La odisea de la víctima
El hecho se registró el 22 de junio de 2020, cuando Luna denunció el robo de su vehículo en la Unidad Judicial y presentó su reclamo bajo la póliza vigente que incluía cobertura por robo total.
Lo que debía ser un procedimiento rutinario se convirtió en un calvario administrativo. La aseguradora solicitó múltiples documentos y luego guardó silencio. Tras meses de espera, rechazó el pago alegando prescripción, según el plazo de un año de la Ley de Seguros.
Asesorada por sus abogados, la víctima llevó el caso a la Justicia, reclamando el cumplimiento del contrato, daños morales y, sobre todo, un resarcimiento por la conducta grave y maliciosa de la empresa.
Conflicto sobre prescripción
Triunfo Seguros sostenía que el reclamo estaba vencido al haber pasado un año, mientras los abogados de Luna argumentaron que se trataba de una relación de consumo, por lo que regía un plazo de cinco años según la Ley de Defensa del Consumidor y el Código Civil y Comercial.
La jueza González rechazó la defensa de la aseguradora, aplicando el principio in dubio pro consumidor y recordando que la especialidad del seguro no anula los derechos del contrato de consumo.
Conducta empresarial cuestionada
El fallo fue contundente sobre la actitud de la aseguradora: evasiva, dilatoria y de mala fe, ignorando los deberes de información y colaboración, y generando un desgaste emocional a la clienta. La jueza calificó la conducta como un “total desprecio a los intereses de la asegurada”, tanto en la instancia extrajudicial como en la judicial.
Multa ejemplificadora
Además del valor de la póliza y 100 mil pesos por daño moral, la magistrada fijó 15 millones de pesos por daño punitivo. Según González, la suma busca desalentar prácticas abusivas, considerando que muchas empresas se aprovechan de la paciencia del consumidor para retrasar pagos y obtener un beneficio ilícito.

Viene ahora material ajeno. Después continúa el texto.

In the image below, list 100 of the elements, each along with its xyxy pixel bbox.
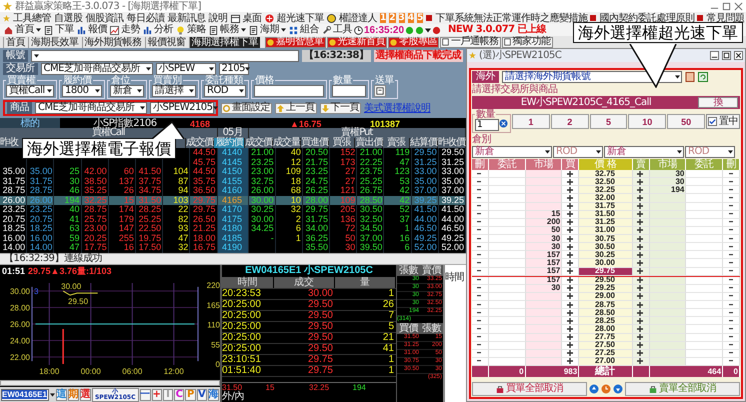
delete-cell[interactable] xyxy=(472,178,489,186)
account-dropdown[interactable] xyxy=(31,50,299,62)
ladder-cell[interactable] xyxy=(526,170,562,178)
mode-button[interactable]: 選 xyxy=(80,388,91,400)
ladder-cell[interactable] xyxy=(488,186,526,194)
ladder-cell[interactable]: 30 xyxy=(526,235,562,244)
price-cell[interactable]: 28.50 xyxy=(579,309,633,318)
toolbar-button[interactable]: 策略 xyxy=(175,24,207,36)
price-cell[interactable]: 29.50 xyxy=(579,276,633,285)
ladder-cell[interactable] xyxy=(650,259,686,268)
ladder-cell[interactable] xyxy=(686,243,724,252)
sell-cell[interactable] xyxy=(632,186,650,194)
ladder-cell[interactable]: 30 xyxy=(526,243,562,252)
quick-button[interactable]: 獨家功能 xyxy=(502,36,552,48)
price-cell[interactable]: 27.25 xyxy=(579,350,633,358)
cancel-sell-button[interactable]: 賣單全部取消 xyxy=(625,382,740,396)
ladder-cell[interactable] xyxy=(650,317,686,326)
exchange-dropdown[interactable]: CME芝加哥商品交易所 xyxy=(35,102,147,114)
ladder-cell[interactable] xyxy=(650,243,686,252)
month-dropdown[interactable]: 2105 xyxy=(218,63,248,75)
ladder-cell[interactable] xyxy=(686,301,724,310)
menu-item[interactable]: 自選股 xyxy=(54,12,82,24)
ladder-cell[interactable] xyxy=(488,317,526,326)
delete-cell[interactable] xyxy=(472,301,489,310)
dropdown[interactable]: 買權Call xyxy=(6,85,54,97)
quantity-button[interactable]: 10 xyxy=(628,114,666,129)
ladder-cell[interactable] xyxy=(686,325,724,334)
menu-item[interactable]: 超光速下單 xyxy=(276,12,324,24)
delete-cell[interactable] xyxy=(723,170,740,178)
ladder-cell[interactable] xyxy=(650,325,686,334)
price-cell[interactable]: 27.50 xyxy=(579,342,633,350)
page-button[interactable]: 畫面設定 xyxy=(221,102,272,114)
sell-cell[interactable] xyxy=(632,309,650,318)
quick-button[interactable]: 一戶通帳務 xyxy=(440,36,500,48)
tool-button[interactable]: + xyxy=(152,388,162,400)
delete-cell[interactable] xyxy=(723,178,740,186)
delete-cell[interactable] xyxy=(723,235,740,244)
dropdown[interactable]: 1800 xyxy=(62,85,102,97)
price-cell[interactable]: 32.50 xyxy=(579,178,633,186)
sell-cell[interactable] xyxy=(632,170,650,178)
sell-cell[interactable] xyxy=(632,235,650,244)
dropdown[interactable]: 新倉 xyxy=(110,85,144,97)
quantity-field[interactable]: 1 xyxy=(475,119,499,131)
ladder-cell[interactable]: 30 xyxy=(650,178,686,186)
tool-button[interactable]: 一 xyxy=(140,388,151,400)
ladder-cell[interactable] xyxy=(526,309,562,318)
ladder-cell[interactable]: 157 xyxy=(526,259,562,268)
ladder-cell[interactable] xyxy=(488,178,526,186)
ladder-cell[interactable] xyxy=(526,301,562,310)
tool-button[interactable]: V xyxy=(196,388,208,400)
ladder-cell[interactable] xyxy=(686,317,724,326)
dropdown[interactable]: 新倉 xyxy=(472,146,552,158)
toolbar-button[interactable]: 帳務 xyxy=(208,24,247,36)
ladder-cell[interactable] xyxy=(686,251,724,260)
delete-cell[interactable] xyxy=(723,243,740,252)
ladder-cell[interactable] xyxy=(650,194,686,202)
input-field[interactable] xyxy=(332,85,366,97)
tab[interactable]: 海期選擇權下單 xyxy=(188,36,260,48)
ladder-cell[interactable] xyxy=(686,170,724,178)
dropdown[interactable]: ROD xyxy=(204,85,246,97)
send-button[interactable] xyxy=(374,85,386,97)
toolbar-button[interactable]: 下單 xyxy=(43,24,75,36)
buy-cell[interactable] xyxy=(562,243,580,252)
menu-item[interactable]: 工具總管 xyxy=(13,12,51,24)
sell-cell[interactable] xyxy=(632,325,650,334)
ladder-cell[interactable] xyxy=(488,301,526,310)
sell-cell[interactable] xyxy=(632,301,650,310)
sell-cell[interactable] xyxy=(632,178,650,186)
quantity-button[interactable]: 5 xyxy=(590,114,628,129)
price-cell[interactable]: 32.00 xyxy=(579,194,633,202)
buy-cell[interactable] xyxy=(562,170,580,178)
tool-button[interactable]: C xyxy=(174,388,184,400)
page-button[interactable]: 上一頁 xyxy=(275,102,316,114)
delete-cell[interactable] xyxy=(472,259,489,268)
delete-cell[interactable] xyxy=(723,194,740,202)
ladder-cell[interactable] xyxy=(686,309,724,318)
ladder-cell[interactable] xyxy=(686,178,724,186)
ladder-cell[interactable]: 157 xyxy=(526,251,562,260)
delete-cell[interactable] xyxy=(472,194,489,202)
ladder-cell[interactable] xyxy=(488,309,526,318)
delete-cell[interactable] xyxy=(723,186,740,194)
quantity-button[interactable]: 1 xyxy=(512,114,550,129)
menu-item[interactable]: 說明 xyxy=(208,12,228,24)
delete-cell[interactable] xyxy=(723,251,740,260)
delete-cell[interactable] xyxy=(723,317,740,326)
ladder-cell[interactable] xyxy=(650,301,686,310)
menu-item[interactable]: 個股資訊 xyxy=(86,12,124,24)
mode-button[interactable]: 這 xyxy=(56,388,67,400)
delete-cell[interactable] xyxy=(472,186,489,194)
price-cell[interactable]: 31.00 xyxy=(579,226,633,235)
buy-cell[interactable] xyxy=(562,301,580,310)
dropdown[interactable]: 請選擇 xyxy=(152,85,196,97)
ladder-cell[interactable] xyxy=(526,325,562,334)
delete-cell[interactable] xyxy=(472,170,489,178)
price-cell[interactable]: 27.00 xyxy=(579,358,633,366)
buy-cell[interactable] xyxy=(562,178,580,186)
menu-item[interactable]: 權證達人 xyxy=(339,12,377,24)
price-cell[interactable]: 29.25 xyxy=(579,284,633,293)
price-cell[interactable]: 29.75 xyxy=(579,268,633,276)
ladder-cell[interactable] xyxy=(488,259,526,268)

“La cuantificación de la multa debe resultar acorde para desterrar estas prácticas reiteradas”, concluyó la jueza, subrayando que la sanción no solo compensa el daño, sino que busca castigar la conducta deliberadamente injusta de la aseguradora.
Este fallo marca un precedente importante sobre la protección del consumidor frente a compañías que incumplen sistemáticamente sus obligaciones contractuales y evidencia que la Justicia está dispuesta a aplicar medidas ejemplares ante la mala fe empresarial.